A cet effet, selon le Président de la CENCO, Mgr Marcel Utembi, les deux parties au Dialogue, à savoir les signataires de l’Accord du 18 octobre à la Cité de l’Union Africaine et le Rassemblement des Forces politiques et sociales acquises au Changement avec leurs alliés du Front pour le Respect de la Constitution, ont déjà trouvé un compromis sur l’essentiel. L’essentiel, c’est la séquence électorale. Il n’est plus question de coupler la présidentielle aux législatives nationales et provinciales, comme décidé en octobre à la Cité de l’Union Africaine. Seules la présidentielle et les législatives nationales seront organisées en décembre 2017 et non plus en avril 2018. La Centrale électorale subira une restructuration dont l’étendue sera certainement définie dans les prochaines heures. La Majorité Présidentielle soutient l’idée d’une restructuration partielle de la CENI avec le maintien aux affaires de l’actuel Président Corneille Nangaa. L’Opposition réclamait son remplacement. On se dirigerait vers une restructuration partielle de manière à intégrer les représentants du Rassemblement et du Front. La bataille pour le contrôle de la CENI est devenue presque stratégique. D’où, la nécessité d’y placer des hommes et femmes intègres, au dessus de tout soupçon, pour éviter au pays, le moment venu, la résurgence des contestations post-électorales.

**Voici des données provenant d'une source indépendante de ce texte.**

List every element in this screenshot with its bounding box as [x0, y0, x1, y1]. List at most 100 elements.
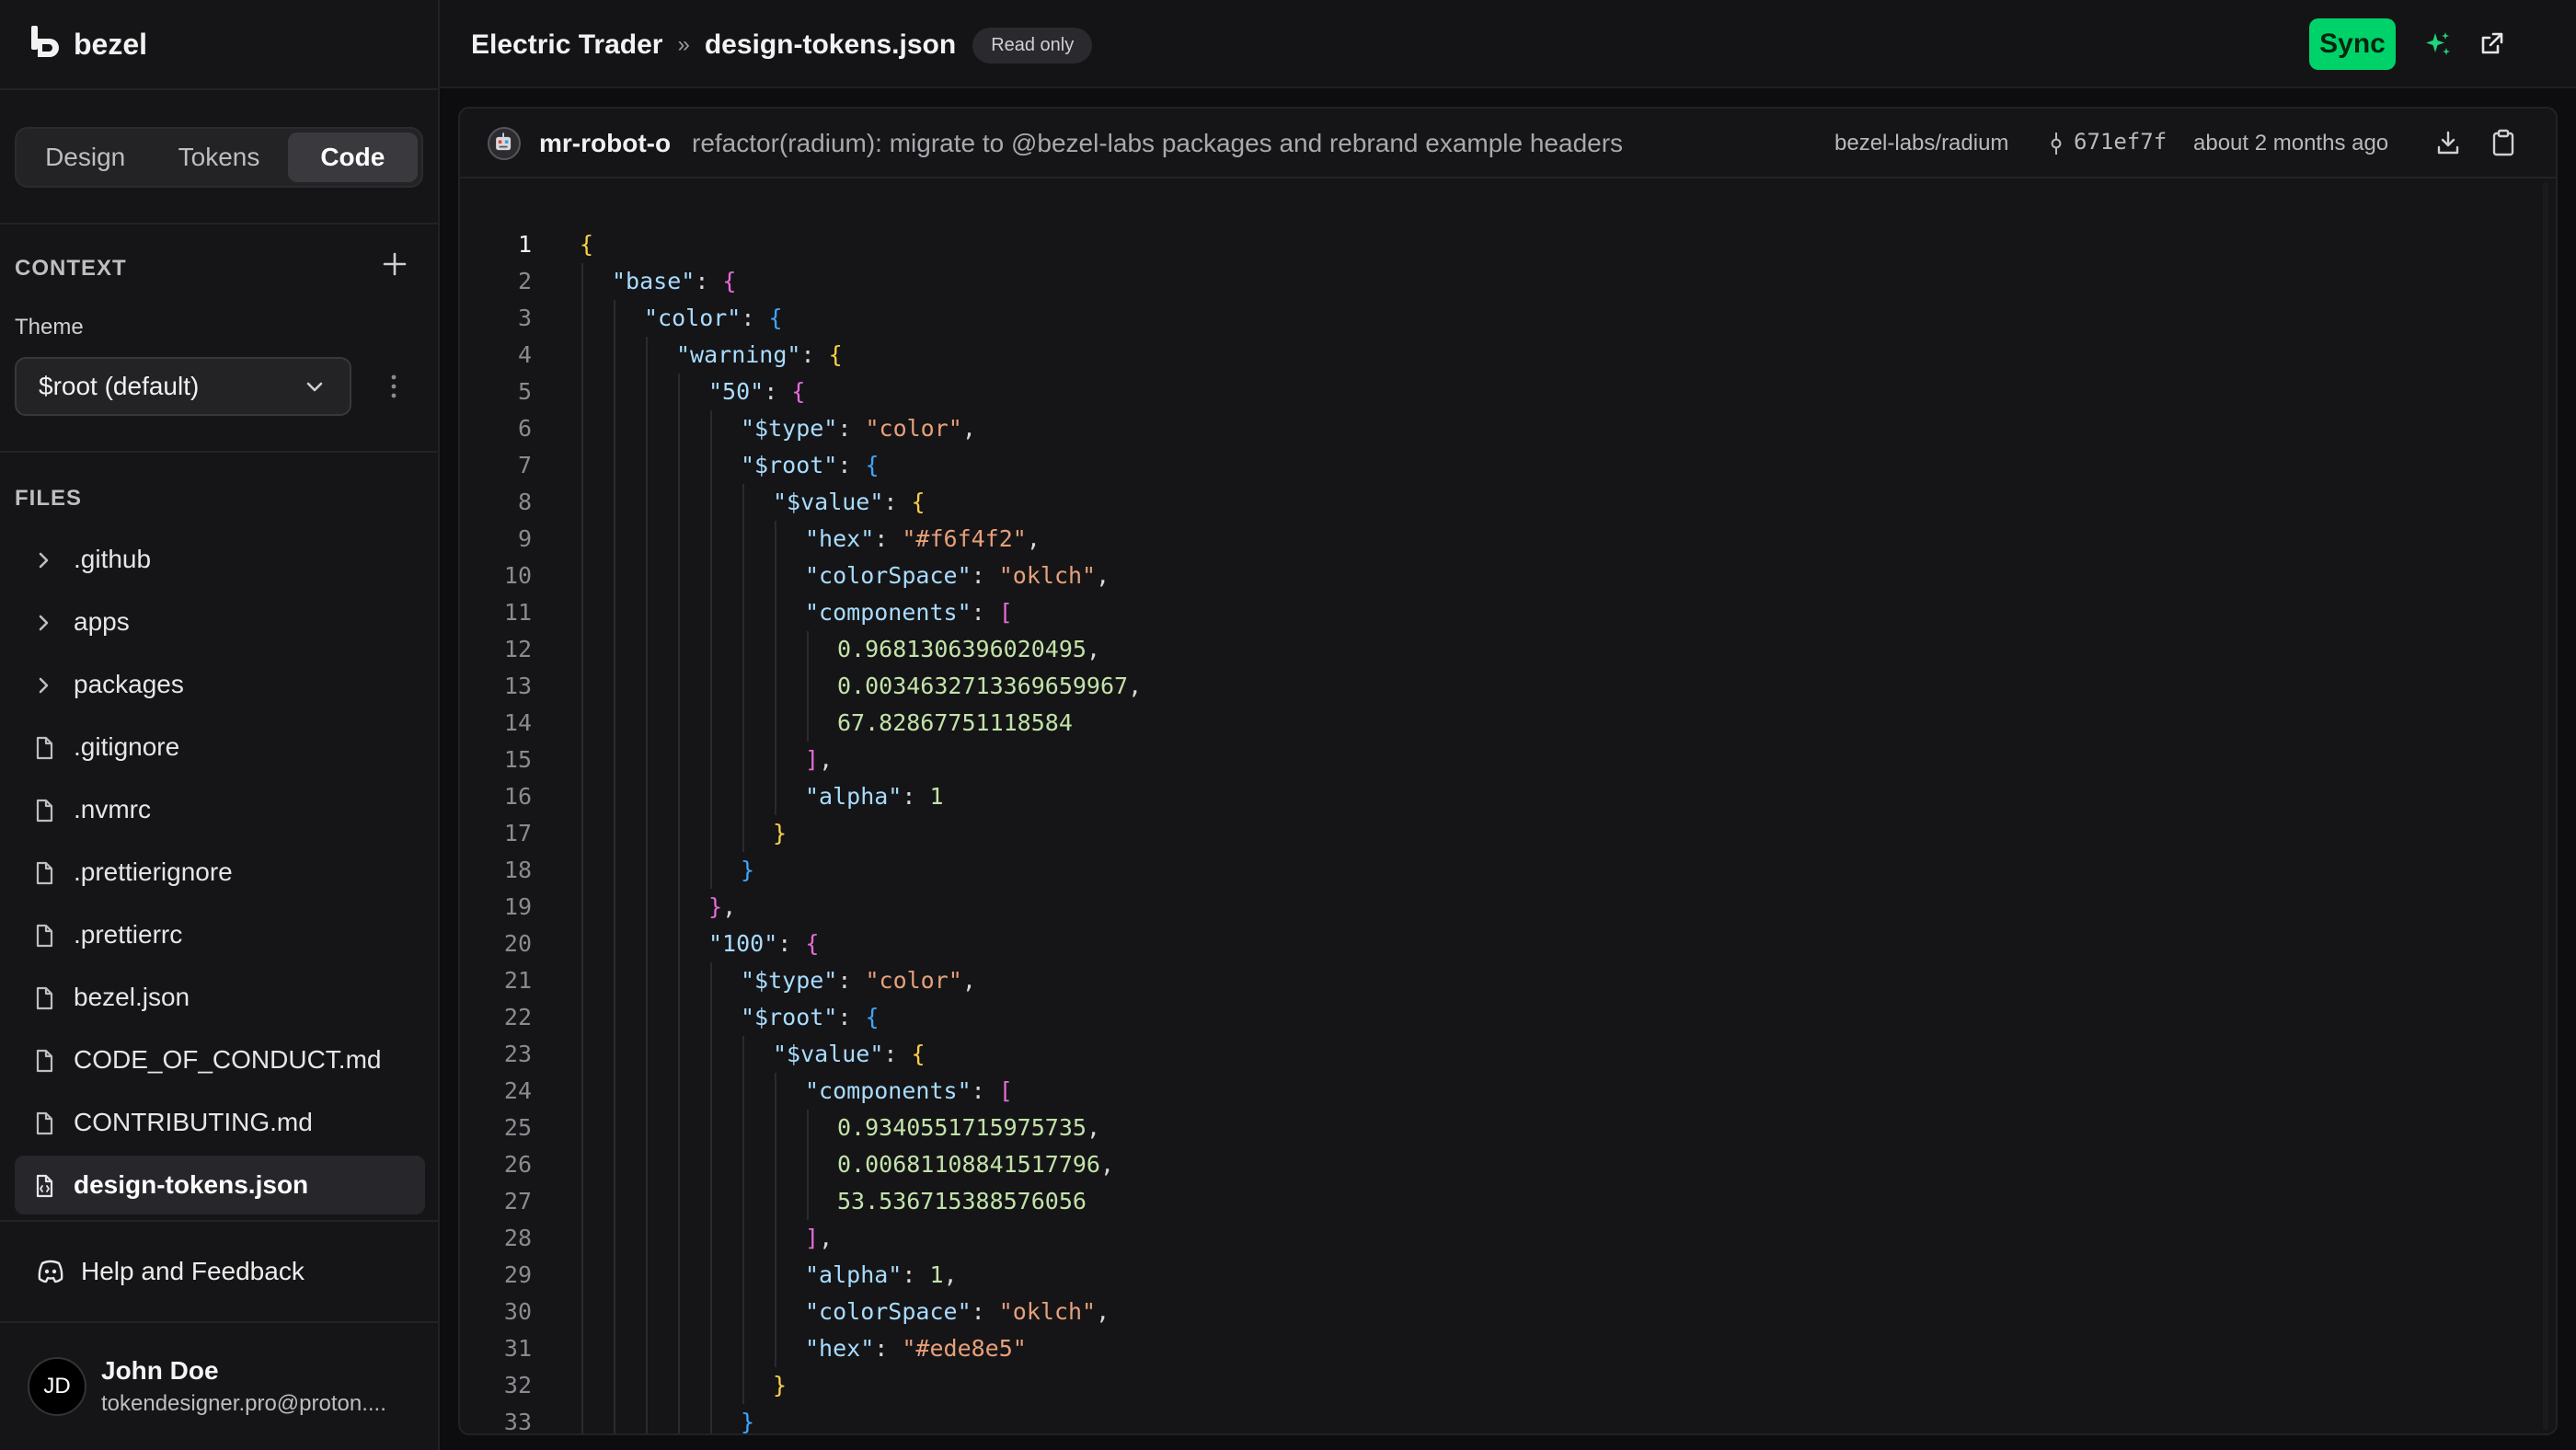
indent-guide: [678, 521, 680, 558]
chevron-down-icon: [306, 382, 323, 392]
code-line: 11 "components": [: [460, 594, 2556, 631]
file-item[interactable]: .gitignore: [15, 718, 425, 777]
line-number: 6: [517, 415, 532, 442]
file-tree: .github apps packages .gitignore .nvmrc .pret…: [15, 530, 425, 1218]
ai-sparkle-icon[interactable]: [2423, 29, 2453, 59]
scrollbar[interactable]: [2541, 182, 2550, 1430]
indent-guide: [710, 999, 712, 1036]
code-token: 0.00681108841517796: [837, 1151, 1100, 1178]
chevron-right-icon: [33, 548, 55, 572]
indent-guide: [678, 705, 680, 742]
add-context-icon[interactable]: [381, 250, 408, 278]
indent-guide: [678, 447, 680, 484]
commit-hash[interactable]: 671ef7f: [2074, 129, 2167, 155]
tab-code[interactable]: Code: [287, 132, 418, 182]
file-item[interactable]: .prettierignore: [15, 843, 425, 902]
indent-guide: [581, 1183, 583, 1220]
indent-guide: [775, 1294, 776, 1330]
indent-guide: [710, 815, 712, 852]
file-item[interactable]: design-tokens.json: [15, 1156, 425, 1214]
line-number: 28: [503, 1225, 532, 1251]
external-link-icon[interactable]: [2478, 29, 2506, 57]
code-token: 1: [929, 1261, 944, 1288]
indent-guide: [614, 668, 615, 705]
indent-guide: [646, 1404, 648, 1433]
code-token: :: [800, 341, 829, 368]
breadcrumb-project[interactable]: Electric Trader: [471, 29, 662, 61]
indent-guide: [678, 1036, 680, 1073]
copy-clipboard-icon[interactable]: [2491, 129, 2515, 156]
brand[interactable]: bezel: [29, 26, 147, 63]
indent-guide: [678, 668, 680, 705]
code-token: "$type": [741, 967, 838, 994]
code-token: :: [695, 268, 723, 294]
line-number: 19: [503, 893, 532, 920]
indent-guide: [710, 1294, 712, 1330]
file-icon: [33, 861, 55, 885]
indent-guide: [710, 962, 712, 999]
indent-guide: [614, 926, 615, 962]
folder-item[interactable]: .github: [15, 530, 425, 589]
theme-select[interactable]: $root (default): [15, 357, 351, 416]
indent-guide: [678, 852, 680, 889]
indent-guide: [807, 668, 809, 705]
user-email: tokendesigner.pro@proton....: [101, 1391, 386, 1416]
file-item[interactable]: CODE_OF_CONDUCT.md: [15, 1030, 425, 1089]
indent-guide: [581, 926, 583, 962]
indent-guide: [678, 1367, 680, 1404]
code-token: "base": [612, 268, 696, 294]
folder-item[interactable]: packages: [15, 655, 425, 714]
help-feedback-button[interactable]: Help and Feedback: [15, 1244, 425, 1299]
indent-guide: [742, 1257, 744, 1294]
code-text: "warning": {: [676, 337, 843, 374]
tab-design[interactable]: Design: [20, 132, 150, 182]
commit-author[interactable]: mr-robot-o: [539, 129, 671, 158]
bezel-logo-icon: [31, 26, 59, 57]
code-text: "100": {: [708, 926, 819, 962]
indent-guide: [614, 594, 615, 631]
divider: [0, 1220, 438, 1222]
line-number: 12: [503, 636, 532, 662]
indent-guide: [678, 1073, 680, 1110]
commit-repo[interactable]: bezel-labs/radium: [1834, 131, 2008, 156]
indent-guide: [614, 999, 615, 1036]
file-item[interactable]: CONTRIBUTING.md: [15, 1093, 425, 1152]
tab-tokens[interactable]: Tokens: [154, 132, 283, 182]
commit-bar: mr-robot-o refactor(radium): migrate to …: [460, 109, 2556, 178]
indent-guide: [614, 962, 615, 999]
indent-guide: [742, 1146, 744, 1183]
line-number: 11: [503, 599, 532, 626]
code-token: {: [828, 341, 843, 368]
indent-guide: [581, 521, 583, 558]
code-line: 6 "$type": "color",: [460, 410, 2556, 447]
code-token: 0.9681306396020495: [837, 636, 1087, 662]
line-number: 3: [517, 305, 532, 331]
user-profile[interactable]: JD John Doe tokendesigner.pro@proton....: [28, 1356, 386, 1417]
code-viewer[interactable]: 1{2 "base": {3 "color": {4 "warning": {5 "50…: [460, 226, 2556, 1433]
file-item[interactable]: .nvmrc: [15, 780, 425, 839]
indent-guide: [614, 889, 615, 926]
indent-guide: [710, 852, 712, 889]
download-icon[interactable]: [2434, 129, 2462, 156]
code-token: ]: [805, 1225, 820, 1251]
indent-guide: [742, 1183, 744, 1220]
indent-guide: [646, 337, 648, 374]
folder-item[interactable]: apps: [15, 593, 425, 651]
file-item[interactable]: .prettierrc: [15, 905, 425, 964]
sync-button[interactable]: Sync: [2309, 18, 2396, 70]
code-token: "warning": [676, 341, 801, 368]
indent-guide: [581, 1146, 583, 1183]
code-token: "oklch": [998, 562, 1097, 589]
indent-guide: [646, 778, 648, 815]
code-line: 1{: [460, 226, 2556, 263]
indent-guide: [646, 926, 648, 962]
file-item[interactable]: bezel.json: [15, 968, 425, 1027]
code-token: "hex": [805, 525, 875, 552]
indent-guide: [646, 668, 648, 705]
indent-guide: [614, 1404, 615, 1433]
indent-guide: [775, 778, 776, 815]
indent-guide: [581, 705, 583, 742]
indent-guide: [646, 962, 648, 999]
indent-guide: [678, 778, 680, 815]
more-options-icon[interactable]: [385, 372, 403, 401]
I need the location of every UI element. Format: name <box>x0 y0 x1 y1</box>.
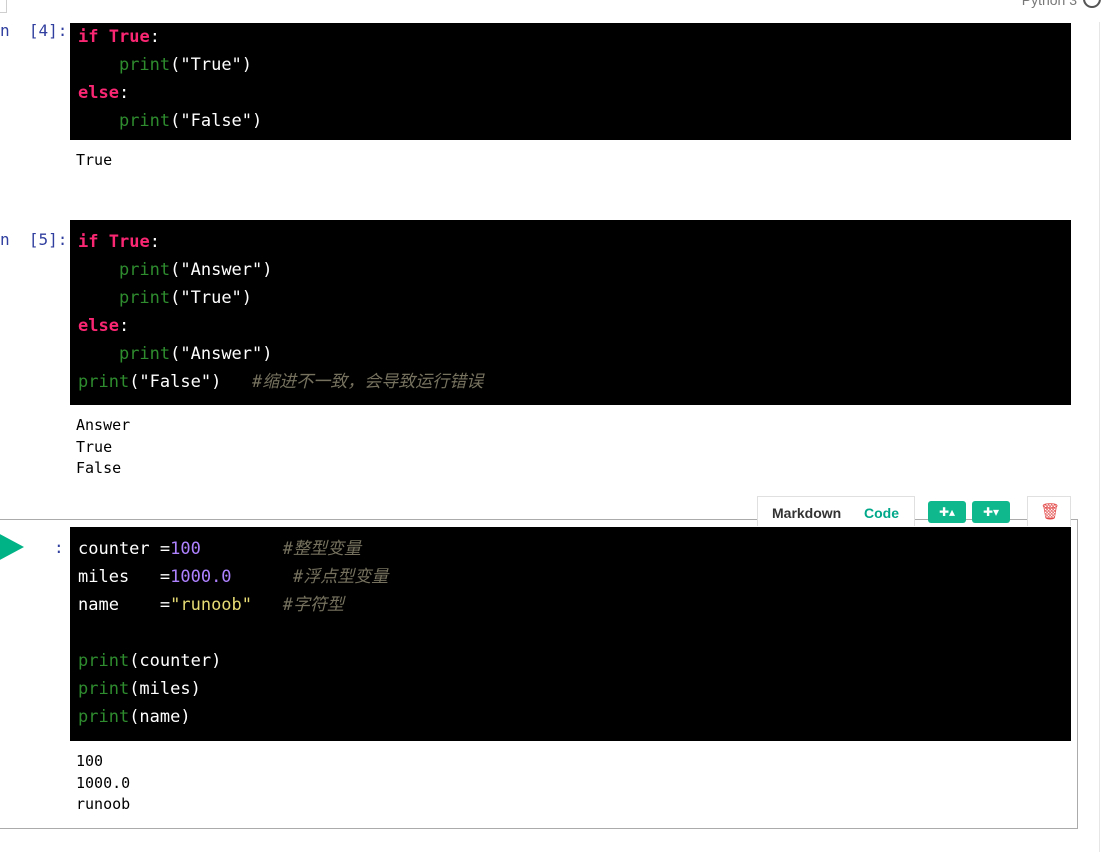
code-text: ("False") <box>129 372 253 392</box>
code-text: : <box>118 83 130 103</box>
cell-toolbar: Markdown Code ✚▴ ✚▾ 🗑 <box>757 496 1071 526</box>
output-line: 1000.0 <box>76 773 131 792</box>
code-line: name ="runoob" #字符型 <box>78 591 1071 619</box>
cell-prompt-5: n [5]: <box>0 230 68 249</box>
keyword-token: if <box>78 27 99 47</box>
comment-token: #字符型 <box>282 595 344 615</box>
output-line: 100 <box>76 752 104 770</box>
keyword-token: True <box>108 27 150 47</box>
code-line: print("False") <box>78 107 1071 135</box>
code-text: : <box>118 316 130 336</box>
cell-prompt-current: : <box>54 538 64 557</box>
notebook-header: Python 3 <box>0 0 1117 22</box>
code-line: print("Answer") <box>78 340 1071 368</box>
output-line: True <box>76 151 113 169</box>
code-line: miles =1000.0 #浮点型变量 <box>78 563 1071 591</box>
code-text: ("False") <box>170 111 263 131</box>
code-text: : <box>149 232 160 252</box>
cell-type-switch: Markdown Code <box>757 496 915 526</box>
code-line: counter =100 #整型变量 <box>78 535 1071 563</box>
output-line: True <box>76 437 113 456</box>
builtin-function-token: print <box>118 55 171 75</box>
output-line: False <box>76 459 122 477</box>
kernel-name[interactable]: Python 3 <box>1022 0 1077 8</box>
insert-cell-below-button[interactable]: ✚▾ <box>972 501 1010 523</box>
code-line: print("True") <box>78 284 1071 312</box>
output-line: runoob <box>76 795 131 813</box>
code-line: print("Answer") <box>78 256 1071 284</box>
number-token: 100 <box>170 539 201 559</box>
code-line: if True: <box>78 23 1071 51</box>
string-token: "runoob" <box>170 595 253 615</box>
code-line: else: <box>78 79 1071 107</box>
code-text: (counter) <box>129 651 222 671</box>
delete-cell-button[interactable]: 🗑 <box>1027 496 1071 526</box>
code-text: ("Answer") <box>170 260 273 280</box>
run-cell-icon[interactable] <box>0 533 24 561</box>
builtin-function-token: print <box>78 651 130 671</box>
builtin-function-token: print <box>118 111 171 131</box>
keyword-token: True <box>108 232 150 252</box>
builtin-function-token: print <box>78 679 130 699</box>
builtin-function-token: print <box>78 372 130 392</box>
cell-prompt-4: n [4]: <box>0 21 68 40</box>
code-text: ("True") <box>170 288 253 308</box>
code-button[interactable]: Code <box>864 505 899 521</box>
code-cell-current[interactable]: counter =100 #整型变量 miles =1000.0 #浮点型变量 na… <box>70 527 1071 741</box>
cell-output-current: 100 1000.0 runoob <box>76 751 130 816</box>
kernel-status-icon <box>1083 0 1101 8</box>
builtin-function-token: print <box>118 260 171 280</box>
builtin-function-token: print <box>78 707 130 727</box>
header-edge <box>0 0 7 13</box>
markdown-button[interactable]: Markdown <box>772 505 841 521</box>
cell-output-5: Answer True False <box>76 415 130 480</box>
keyword-token: if <box>78 232 99 252</box>
code-text: counter = <box>78 539 171 559</box>
builtin-function-token: print <box>118 344 171 364</box>
insert-cell-above-button[interactable]: ✚▴ <box>928 501 966 523</box>
vertical-scrollbar[interactable] <box>1099 22 1117 852</box>
output-line: Answer <box>76 416 131 434</box>
code-text: (name) <box>129 707 191 727</box>
code-line <box>78 619 1071 647</box>
code-line: if True: <box>78 228 1071 256</box>
trash-icon: 🗑 <box>1040 502 1061 521</box>
code-line: print("False") #缩进不一致，会导致运行错误 <box>78 368 1071 396</box>
code-line: print("True") <box>78 51 1071 79</box>
cell-output-4: True <box>76 150 112 172</box>
code-text: miles = <box>78 567 171 587</box>
code-line: print(counter) <box>78 647 1071 675</box>
code-line: print(miles) <box>78 675 1071 703</box>
code-cell-4[interactable]: if True: print("True") else: print("False… <box>70 23 1071 140</box>
number-token: 1000.0 <box>170 567 232 587</box>
code-line: print(name) <box>78 703 1071 731</box>
builtin-function-token: print <box>118 288 171 308</box>
keyword-token: else <box>78 316 119 336</box>
comment-token: #缩进不一致，会导致运行错误 <box>252 372 484 392</box>
code-text: name = <box>78 595 171 615</box>
code-text: ("Answer") <box>170 344 273 364</box>
comment-token: #浮点型变量 <box>292 567 389 587</box>
comment-token: #整型变量 <box>282 539 361 559</box>
keyword-token: else <box>78 83 119 103</box>
code-text: : <box>149 27 160 47</box>
code-cell-5[interactable]: if True: print("Answer") print("True") el… <box>70 220 1071 405</box>
code-text: ("True") <box>170 55 253 75</box>
code-line: else: <box>78 312 1071 340</box>
code-text: (miles) <box>129 679 201 699</box>
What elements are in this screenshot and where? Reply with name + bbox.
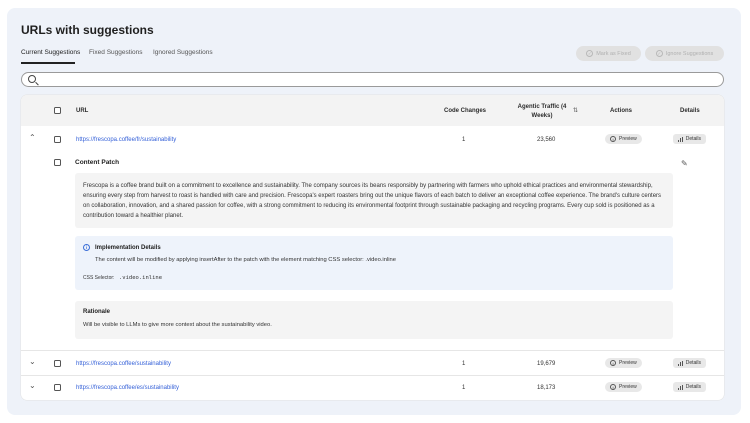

L’essentiel, c’est aussi le respect de la Constitution de la République. Pendant toute la durée de la transition politique, entre 12 et 14 mois, la Constitution ne sera pas amendée. Il n’y aura, donc, pas de référendum constitutionnel pour déverrouiller certaines dispositions de la Constitution du pays.

L’avenir du Chef de l’Etat

Le sort du Président Kabila à la fin de son second mandat constitutionnel, le 19 décembre 2016, a fait couler encre, salive et sang. Finalement, il va rester en fonction jusqu’à l’installation effective de son successeur élu. Les délégués aux négociations du Centre Interdiocésain en ont décidé ainsi. En revanche, le Président Kabila ne briguera pas un troisième mandat. Dans la nuit du 31 décembre 2016, à l’occasion du traditionnel discours de présentation de vœux, le Chef de l’Etat ne manquera pas de revenir sur la dernière évolution de la situation politique dans le pays. Ce sera sa première intervention publique après l’expiration de son mandat constitutionnel.

La gestion consensuelle

Au sujet de la gestion consensuelle du pays pendant la période transitoire, un Comité de suivi ou Conseil national de transition, sous la direction du Rassemblement, sera institué. Le Front pour le respect de la Constitution aura également un grand rôle à jouer. Par ailleurs, il a été convenu que la Primature reviendra à l’Opposition. Des portefeuilles ministériels ainsi que les postes de responsabilité au sein de l’appareil étatique, à l’exception des mandats électifs, seront équitablement répartis. Les Congolais doivent prendre leur mal en patience, l’Accord n’a pas encore été signé. Rendez-vous le 30 décembre 2016.

La Pros.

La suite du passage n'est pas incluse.